Alan Porter received a BS in Chemical Engineering from Caltech and a PhD in Psychology from UCLA. He is Professor Emeritus of Industrial & Systems Engineering, and of Public Policy, at Georgia Tech, where he is Co-director of the Program in Science, Technology & Innovation Policy (STIP). He is also Director of R&D for Search Technology, Inc., Norcross, GA. He is author or co-author of some 230 articles and books, including Tech Mining (Wiley, 2005). Publications are available at: http://www.researchgate.net/profile/Alan_Porter4.

Research contributions include: * Bibliometric analyses, including metrics for interdisciplinarity (integration and diffusion scores) * Research assessments of various NSF programs * Tracking nanotechnology developments, including Nano-Enabled Drug Delivery (NEDD)

Henry Augustus Buchtel received a Ph.D. in Physiological Psychology from McGill University in 1969. He received postdoctoral training in Neurophysiology Institutes in Italy (Pisa and Parma) and at the National Hospital for Nervous Diseases, Queen Square, London UK. He has held joint appointments at the University of Michigan in the Department of Psychiatry and at the Veterans Administration Medical Center since 1980, and has been Chief of the Neuropsychology Section since 2008.

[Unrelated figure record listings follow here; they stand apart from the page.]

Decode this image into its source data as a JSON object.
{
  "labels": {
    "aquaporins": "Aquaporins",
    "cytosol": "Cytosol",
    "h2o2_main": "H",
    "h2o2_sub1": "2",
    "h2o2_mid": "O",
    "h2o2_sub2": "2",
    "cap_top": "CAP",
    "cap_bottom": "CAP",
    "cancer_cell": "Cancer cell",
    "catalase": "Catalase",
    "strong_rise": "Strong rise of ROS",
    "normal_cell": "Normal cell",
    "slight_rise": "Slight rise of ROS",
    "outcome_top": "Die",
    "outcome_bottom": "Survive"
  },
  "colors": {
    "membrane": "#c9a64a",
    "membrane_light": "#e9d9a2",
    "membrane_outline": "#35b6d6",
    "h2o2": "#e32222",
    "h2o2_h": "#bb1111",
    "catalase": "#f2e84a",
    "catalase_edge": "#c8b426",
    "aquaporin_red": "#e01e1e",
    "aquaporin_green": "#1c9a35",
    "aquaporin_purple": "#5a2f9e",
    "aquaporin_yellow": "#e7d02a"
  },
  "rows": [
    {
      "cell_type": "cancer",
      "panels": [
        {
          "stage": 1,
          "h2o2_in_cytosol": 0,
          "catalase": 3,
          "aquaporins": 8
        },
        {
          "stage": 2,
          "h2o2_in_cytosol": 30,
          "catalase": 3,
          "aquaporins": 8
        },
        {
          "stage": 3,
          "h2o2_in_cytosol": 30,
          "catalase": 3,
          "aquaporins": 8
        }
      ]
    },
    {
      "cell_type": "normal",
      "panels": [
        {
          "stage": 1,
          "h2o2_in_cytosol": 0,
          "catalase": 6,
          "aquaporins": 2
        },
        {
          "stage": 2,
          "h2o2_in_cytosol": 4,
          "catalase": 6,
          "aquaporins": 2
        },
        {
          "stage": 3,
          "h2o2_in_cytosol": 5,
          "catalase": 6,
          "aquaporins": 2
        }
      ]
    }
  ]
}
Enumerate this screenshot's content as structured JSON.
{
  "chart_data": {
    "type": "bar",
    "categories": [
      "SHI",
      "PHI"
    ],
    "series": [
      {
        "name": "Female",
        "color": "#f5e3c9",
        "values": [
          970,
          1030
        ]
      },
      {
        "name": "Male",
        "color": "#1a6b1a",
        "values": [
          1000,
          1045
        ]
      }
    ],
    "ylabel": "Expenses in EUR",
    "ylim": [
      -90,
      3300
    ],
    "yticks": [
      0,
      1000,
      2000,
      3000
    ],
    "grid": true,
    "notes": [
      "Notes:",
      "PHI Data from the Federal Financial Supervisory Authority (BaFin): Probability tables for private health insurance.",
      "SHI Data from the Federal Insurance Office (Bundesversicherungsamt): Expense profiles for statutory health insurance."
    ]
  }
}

He has published on various neuropsychological topics in peer-reviewed journals, including: 1) Effects of seizure disorders and their treatments in patients with intractable epilepsy 2) Cognitive abilities in patients receiving radiation treatment for brain tumors 3) Technical aspects of the intracarotid amobarbital test and analogues

He is on the editorial board of the neuropsychology journal Cortex (since 1983) and Journal of Clinical and Experimental Neuropsychology (since 2009), and is a Fellow of the American Psychological Association and the Association of Psychological Science.